Preface: I wrote “Surviving Loss” six months ago. It truly is a piece on reflections. Where I was then is not where I am now. In six months, I have had two celebrations of life for Eric. I have journeyed to new places I have never been before. Seen things I’ve never seen and experienced things I never thought I would. Grief is still with me but I am in a different place with it.
When I reread this, I found meaning and a message I wished to convey which is why I am posting it even though it’s a little outdated for me. I hope you get something out of it too. Thanks for reading. xxooC

I Am Surviving Loss
It’s been 21 months since my life took a distinct and dramatic turn. Surviving loss means that today I find a completely different me after a year and nine months into this new life I did not choose. I’d like to say I’ve learned a lot since my husband’s passing in June 2020. Everyone calls me strong. I hate that word and I don’t especially like hearing it. I’m not strong, I simply open my eyes everyday. It’s something that must be done because there is no other choice for me.
What Surviving Loss Taught Me
I have struggled almost daily. Grief is a weird thing. I can’t say I understand it any more than the day this journey started. The one and only thing I am absolutely sure of now is, I am still here. I find ways to go on. With surviving any loss comes guilt. That I have also learned. How I deal with the guilt is what matters. At some point if I do not make peace with it, it will destroy the rest of the time I have left here.
Loneliness is another constant struggle of surviving the loss, especially the loss of a companion. I shared meaningful time and space with someone that no longer exists. Now these memories are mine and mine alone. New memories will not erase them or their impact on my life and soul.

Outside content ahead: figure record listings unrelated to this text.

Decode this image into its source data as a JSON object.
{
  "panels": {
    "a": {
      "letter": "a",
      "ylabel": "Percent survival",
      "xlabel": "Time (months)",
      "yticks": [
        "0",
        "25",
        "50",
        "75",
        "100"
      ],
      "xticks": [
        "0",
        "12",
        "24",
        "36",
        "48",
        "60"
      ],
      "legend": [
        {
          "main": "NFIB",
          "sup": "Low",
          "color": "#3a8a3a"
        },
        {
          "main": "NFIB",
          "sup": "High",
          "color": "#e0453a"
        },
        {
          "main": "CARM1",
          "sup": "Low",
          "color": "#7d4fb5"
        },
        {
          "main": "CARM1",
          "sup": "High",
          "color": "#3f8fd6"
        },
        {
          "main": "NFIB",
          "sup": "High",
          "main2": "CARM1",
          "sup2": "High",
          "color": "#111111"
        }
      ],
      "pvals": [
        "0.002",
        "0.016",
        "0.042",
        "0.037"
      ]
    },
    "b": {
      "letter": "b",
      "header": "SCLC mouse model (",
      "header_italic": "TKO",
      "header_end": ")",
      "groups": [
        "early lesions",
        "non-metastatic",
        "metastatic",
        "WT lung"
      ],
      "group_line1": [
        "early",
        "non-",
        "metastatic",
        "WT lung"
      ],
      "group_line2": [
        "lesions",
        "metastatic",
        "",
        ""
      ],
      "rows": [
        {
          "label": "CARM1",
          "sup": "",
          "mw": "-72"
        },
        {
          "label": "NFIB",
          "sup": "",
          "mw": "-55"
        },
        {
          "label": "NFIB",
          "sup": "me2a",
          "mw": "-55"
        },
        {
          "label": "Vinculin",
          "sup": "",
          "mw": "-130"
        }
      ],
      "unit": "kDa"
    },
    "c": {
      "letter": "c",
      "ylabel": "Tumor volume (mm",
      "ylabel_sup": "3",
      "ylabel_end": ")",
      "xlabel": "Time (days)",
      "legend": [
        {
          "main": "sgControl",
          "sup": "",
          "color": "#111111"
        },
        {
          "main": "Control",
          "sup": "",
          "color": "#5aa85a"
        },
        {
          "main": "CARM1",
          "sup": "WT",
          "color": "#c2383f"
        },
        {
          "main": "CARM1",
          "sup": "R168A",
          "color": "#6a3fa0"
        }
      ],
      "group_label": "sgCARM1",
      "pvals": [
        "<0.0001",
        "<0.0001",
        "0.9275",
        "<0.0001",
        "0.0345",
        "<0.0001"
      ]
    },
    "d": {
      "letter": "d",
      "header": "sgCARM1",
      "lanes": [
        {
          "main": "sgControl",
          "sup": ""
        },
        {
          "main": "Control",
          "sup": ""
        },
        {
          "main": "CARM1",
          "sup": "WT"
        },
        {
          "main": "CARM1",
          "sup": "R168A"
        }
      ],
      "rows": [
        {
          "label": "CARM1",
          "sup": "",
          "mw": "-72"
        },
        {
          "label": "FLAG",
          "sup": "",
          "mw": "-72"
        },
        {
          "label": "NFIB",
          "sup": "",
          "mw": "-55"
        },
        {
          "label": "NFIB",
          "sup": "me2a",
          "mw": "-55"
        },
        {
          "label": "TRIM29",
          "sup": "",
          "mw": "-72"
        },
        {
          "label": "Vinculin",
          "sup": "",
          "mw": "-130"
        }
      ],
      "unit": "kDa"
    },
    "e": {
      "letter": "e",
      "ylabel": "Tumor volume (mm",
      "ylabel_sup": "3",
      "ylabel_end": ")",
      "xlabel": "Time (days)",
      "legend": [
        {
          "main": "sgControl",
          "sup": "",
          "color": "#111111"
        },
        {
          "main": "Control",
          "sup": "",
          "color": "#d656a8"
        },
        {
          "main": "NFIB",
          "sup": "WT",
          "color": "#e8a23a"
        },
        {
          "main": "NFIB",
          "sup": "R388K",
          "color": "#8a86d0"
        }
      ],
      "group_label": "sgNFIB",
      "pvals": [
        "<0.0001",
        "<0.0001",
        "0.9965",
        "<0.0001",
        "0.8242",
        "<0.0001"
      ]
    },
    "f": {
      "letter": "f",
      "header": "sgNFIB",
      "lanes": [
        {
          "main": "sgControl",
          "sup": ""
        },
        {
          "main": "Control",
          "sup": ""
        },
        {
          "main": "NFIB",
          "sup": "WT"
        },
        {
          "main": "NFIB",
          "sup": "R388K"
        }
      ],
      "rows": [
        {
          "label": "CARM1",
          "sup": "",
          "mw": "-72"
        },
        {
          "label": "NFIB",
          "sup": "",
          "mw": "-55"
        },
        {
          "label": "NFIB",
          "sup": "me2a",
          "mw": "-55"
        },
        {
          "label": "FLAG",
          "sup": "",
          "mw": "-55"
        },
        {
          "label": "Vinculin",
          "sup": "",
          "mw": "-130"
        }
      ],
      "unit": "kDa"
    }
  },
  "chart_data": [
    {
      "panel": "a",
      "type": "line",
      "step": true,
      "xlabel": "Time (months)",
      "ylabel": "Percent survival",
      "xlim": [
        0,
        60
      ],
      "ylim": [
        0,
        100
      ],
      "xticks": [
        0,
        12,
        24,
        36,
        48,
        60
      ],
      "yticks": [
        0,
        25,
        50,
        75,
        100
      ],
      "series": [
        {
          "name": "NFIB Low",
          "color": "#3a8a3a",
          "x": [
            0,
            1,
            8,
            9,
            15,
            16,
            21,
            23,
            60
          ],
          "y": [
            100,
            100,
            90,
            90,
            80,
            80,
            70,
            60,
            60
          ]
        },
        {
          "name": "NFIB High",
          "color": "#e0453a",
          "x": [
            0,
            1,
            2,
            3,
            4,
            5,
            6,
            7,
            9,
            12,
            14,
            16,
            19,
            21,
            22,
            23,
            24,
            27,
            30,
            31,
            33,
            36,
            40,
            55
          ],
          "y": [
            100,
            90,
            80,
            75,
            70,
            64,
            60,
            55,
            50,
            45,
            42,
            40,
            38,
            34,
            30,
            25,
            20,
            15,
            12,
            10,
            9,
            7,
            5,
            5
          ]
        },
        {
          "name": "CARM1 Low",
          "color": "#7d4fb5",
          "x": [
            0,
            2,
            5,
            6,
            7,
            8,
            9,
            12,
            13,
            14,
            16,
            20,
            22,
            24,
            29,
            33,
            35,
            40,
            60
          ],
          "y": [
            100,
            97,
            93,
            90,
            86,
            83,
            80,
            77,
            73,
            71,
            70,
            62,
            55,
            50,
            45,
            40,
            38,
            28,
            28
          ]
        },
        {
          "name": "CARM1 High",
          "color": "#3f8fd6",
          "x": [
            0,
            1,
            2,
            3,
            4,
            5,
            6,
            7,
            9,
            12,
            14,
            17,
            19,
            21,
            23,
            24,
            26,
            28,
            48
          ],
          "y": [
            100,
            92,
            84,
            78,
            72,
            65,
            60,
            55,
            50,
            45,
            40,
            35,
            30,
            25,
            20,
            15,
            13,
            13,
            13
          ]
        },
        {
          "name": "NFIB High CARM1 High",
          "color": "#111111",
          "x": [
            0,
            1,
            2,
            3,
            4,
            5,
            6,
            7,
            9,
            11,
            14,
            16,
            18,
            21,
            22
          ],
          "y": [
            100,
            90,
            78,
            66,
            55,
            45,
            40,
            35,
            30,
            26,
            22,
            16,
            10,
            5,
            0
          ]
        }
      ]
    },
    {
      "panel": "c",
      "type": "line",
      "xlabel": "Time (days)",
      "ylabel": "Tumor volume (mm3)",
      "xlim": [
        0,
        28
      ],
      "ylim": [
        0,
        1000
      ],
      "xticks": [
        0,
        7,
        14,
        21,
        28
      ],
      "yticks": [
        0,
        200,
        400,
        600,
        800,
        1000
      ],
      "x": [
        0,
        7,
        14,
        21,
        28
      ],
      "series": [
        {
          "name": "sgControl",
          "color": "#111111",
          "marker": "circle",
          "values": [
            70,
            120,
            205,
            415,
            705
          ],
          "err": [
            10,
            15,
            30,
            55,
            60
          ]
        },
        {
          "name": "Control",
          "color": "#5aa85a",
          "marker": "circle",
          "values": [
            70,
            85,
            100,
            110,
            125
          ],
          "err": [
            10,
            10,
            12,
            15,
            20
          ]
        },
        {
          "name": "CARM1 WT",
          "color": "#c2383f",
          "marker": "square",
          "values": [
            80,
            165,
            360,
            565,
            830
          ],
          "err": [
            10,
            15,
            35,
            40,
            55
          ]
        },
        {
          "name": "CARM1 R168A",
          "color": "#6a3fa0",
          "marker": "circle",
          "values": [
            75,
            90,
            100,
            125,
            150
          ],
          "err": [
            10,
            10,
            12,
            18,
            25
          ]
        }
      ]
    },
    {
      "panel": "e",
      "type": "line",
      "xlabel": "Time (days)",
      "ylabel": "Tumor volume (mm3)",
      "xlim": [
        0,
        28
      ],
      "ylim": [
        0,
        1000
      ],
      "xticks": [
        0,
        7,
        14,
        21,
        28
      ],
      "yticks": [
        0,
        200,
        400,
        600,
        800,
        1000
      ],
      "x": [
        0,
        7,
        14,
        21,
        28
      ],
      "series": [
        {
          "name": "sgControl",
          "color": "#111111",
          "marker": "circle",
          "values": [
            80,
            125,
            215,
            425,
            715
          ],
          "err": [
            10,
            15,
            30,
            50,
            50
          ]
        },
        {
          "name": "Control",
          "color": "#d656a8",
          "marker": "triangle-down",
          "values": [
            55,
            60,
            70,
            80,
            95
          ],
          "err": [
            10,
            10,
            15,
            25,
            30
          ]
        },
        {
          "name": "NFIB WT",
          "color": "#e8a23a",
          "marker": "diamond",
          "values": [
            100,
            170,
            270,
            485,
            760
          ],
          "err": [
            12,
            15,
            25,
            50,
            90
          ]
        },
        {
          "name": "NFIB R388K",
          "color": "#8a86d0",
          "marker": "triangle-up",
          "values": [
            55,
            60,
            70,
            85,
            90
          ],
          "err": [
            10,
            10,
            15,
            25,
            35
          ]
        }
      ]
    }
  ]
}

Time does not heal all wounds. That saying is a myth and anyone who has lost someone closest to them knows this. Time in fact does heal quite a bit though as I think it has smoothed out my memories. Time allows me to perceive things just a little bit differently. Not so painful as when the event was first experienced. What I mean by this is, I move through time after loss, the event seems further away. As I put new memories and distance between the event and now, my brain somehow begins to interact differently with the world around me becoming more engaged and less stuck. However, the curious thing is that the pain remains. The pain is ever flowing like tidal waves against the beach. Sometimes the waves are small and other days they are big. It would be so nice to have a forecast.
Finding Self
My life has changed so much since that day. As time continues to move forward, the old me becomes less and less familiar. Would he recognize me now? I don’t know, as some days I do not recognize myself. I went through a period of self hate. Grooming habits were thrown aside and became of little interest. My thought pattern was, if I didn’t like myself, I didn’t want anyone else to like me either. But others close to me still, did in fact like me, and had lots of love for me.
My wise daughter once told me I should try to look at myself through my husband’s eyes. She was so right because once I finally could do that, my perspective changed. I loved this body I was given and I didn’t really want to destroy it anymore. After these revelations, I found a bit of joy visiting with my family and I could see they really cared about me, more than I cared about myself. This felt strangely comforting. Maybe that’s more healing.
I’ve read it takes 66 days to form new habits. I’ve also found this to be somewhat true. Trying to get back into the world around me has taken much longer however, practicing one new habit for several weeks has proven to be beneficial to my emergence from paralyzing grief. The smallest of things I considered a huge accomplishment at first. I started with simply texting, no phone calls. Just reaching out to my closest friends that were there for me in the beginning.
Finding Self Love
I also started practicing more self love. This phrase made absolutely no sense to me at first but it means caring for your body. The body still has needs. Food for sustenance, bathing for cleanliness and hygiene, the mind needs stimulation. Small things that felt good and brought a moment of relief from the intense pain. It all was hard at first and I took baby steps but over time, these small gestures of self care grew into love. I think I love myself more than I ever have in my life because I’ve survived this long. After being a couple for more than two decades, I have survived on my own and that is an accomplishment I never thought I would ever see.

Surviving Continued
I don’t have the answers. I’m not a therapist or a coach. I am only sharing my story. This is my story of grief and surviving loss. Just like every individual is different, every grief story is different. No two are alike. We may share some similarities but we are all different. I believe the key is finding what works to help navigate in the world around us.
Ultimately I will never heal, only learn how to be a functioning member of society again. I don’t believe the pain and sadness will ever go away but now my goal is to balance it with good. My husband would want this for me. I want to honor him and I want his memories to live on.
If you have lost someone, talk about them. Talk about the good times, the stories, their lives. If anything, I’ve learned grief will always be a companion but it doesn’t always have to be the derailing detour it tries to be.